Ja wenn das alles so einfach wäre, im Laden kostet das Spiel fast das 3 Fache, leider.


----------



## Diaflolo97 (18. September 2013)

Mh, das ist dann halt der saure Apfel. Ich persönlich hab auch lieber ne Packung und ne DVD, wenigstens was handfestes. Die guten, alten Zeiten, wo man jede CD beliebig oft an zigtausend Rechner zum installieren nehmen kann, sind leider vorbei.


----------



## xNoVoLiNE (18. September 2013)

Hab von unitymedia eine 16k-Leitung und eine max. DL-Geschwindigkeit von 6MB. Spiele sind in 10 Min. auf meinem Steam-Profil


----------



## Tripleh84 (18. September 2013)

*AW: Was ist Uplay für ein Dreck?*



xNoVoLiNE schrieb:


> Hab von unitymedia eine 16k-Leitung und eine max. DL-Geschwindigkeit von 6MB. Spiele sind in 10 Min. auf meinem Steam-Profil


 
Witzig.. 

16K Leitung und 6MB/s ??? Das glaub ich nicht..

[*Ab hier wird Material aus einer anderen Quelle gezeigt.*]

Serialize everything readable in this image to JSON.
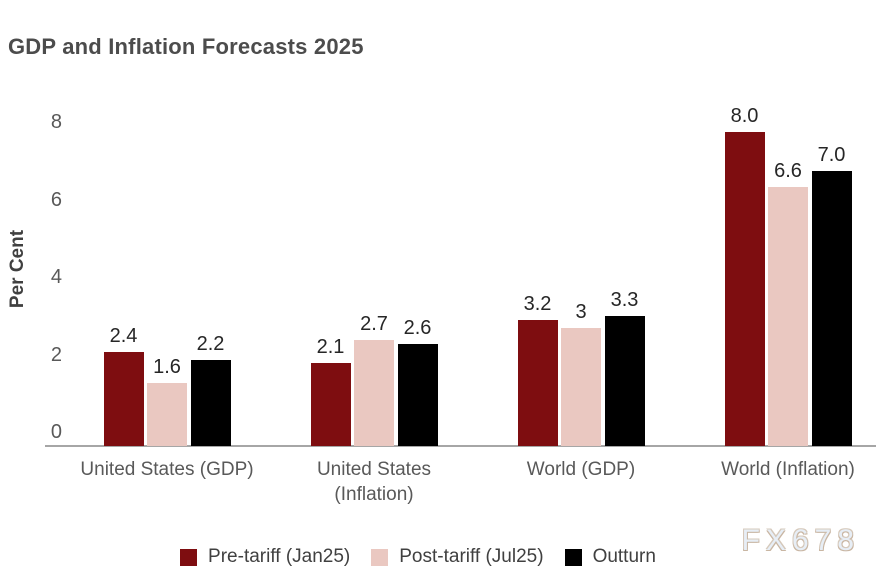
{
  "watermark": "FX678",
  "chart_data": {
    "type": "bar",
    "title": "GDP and Inflation Forecasts 2025",
    "ylabel": "Per Cent",
    "xlabel": "",
    "ylim": [
      0,
      8
    ],
    "yticks": [
      0,
      2,
      4,
      6,
      8
    ],
    "grid": false,
    "legend_position": "bottom",
    "categories": [
      "United States (GDP)",
      "United States (Inflation)",
      "World (GDP)",
      "World (Inflation)"
    ],
    "categories_display": [
      [
        "United States (GDP)"
      ],
      [
        "United States",
        "(Inflation)"
      ],
      [
        "World (GDP)"
      ],
      [
        "World (Inflation)"
      ]
    ],
    "series": [
      {
        "name": "Pre-tariff (Jan25)",
        "color": "#7e0d10",
        "values": [
          2.4,
          2.1,
          3.2,
          8.0
        ],
        "labels": [
          "2.4",
          "2.1",
          "3.2",
          "8.0"
        ]
      },
      {
        "name": "Post-tariff (Jul25)",
        "color": "#eac8c1",
        "values": [
          1.6,
          2.7,
          3.0,
          6.6
        ],
        "labels": [
          "1.6",
          "2.7",
          "3",
          "6.6"
        ]
      },
      {
        "name": "Outturn",
        "color": "#000000",
        "values": [
          2.2,
          2.6,
          3.3,
          7.0
        ],
        "labels": [
          "2.2",
          "2.6",
          "3.3",
          "7.0"
        ]
      }
    ],
    "colors": {
      "axis_line": "#a6a6a6",
      "title_text": "#4c4c4c",
      "tick_text": "#595959",
      "category_text": "#595959",
      "value_label_text": "#262626",
      "legend_text": "#404040"
    }
  }
}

Ich hab mit einer 50Mbit Leitung 6,1 MB/s


----------



## Diaflolo97 (18. September 2013)

Tripleh84 schrieb:


> Witzig..
> 
> 16K Leitung und 6MB/s ??? Das glaub ich nicht..



Also Leuten aus meiner Schule könnte ich auch viel von bit und Byte erzählen, die kennen vermutlich nichtmal den Unterschied.


----------



## xNoVoLiNE (18. September 2013)

Na klar o_O Hab ne ... lass mich nicht lügen ... 6360 Cable Fritzbox - 16k 300MB/s.Obwohl die Box NICHT MAL ANNÄHERND so viel durchlässt.


----------



## Tripleh84 (18. September 2013)

*AW: Was ist Uplay für ein Dreck?*

Hä? 

300Mbit Wlan Verbindung zur Fritzbox meinst du wohl.


----------



## Diaflolo97 (18. September 2013)

xNoVoLiNE schrieb:


> Beim Server Germany - Düsseldorf ... na klar o_O Hab ne ... lass mich nicht lügen ... 6360 Cable Fritzbox - 16k 300MB/s.Obwohl die Box NICHT MAL ANNÄHERND so viel durchlässt.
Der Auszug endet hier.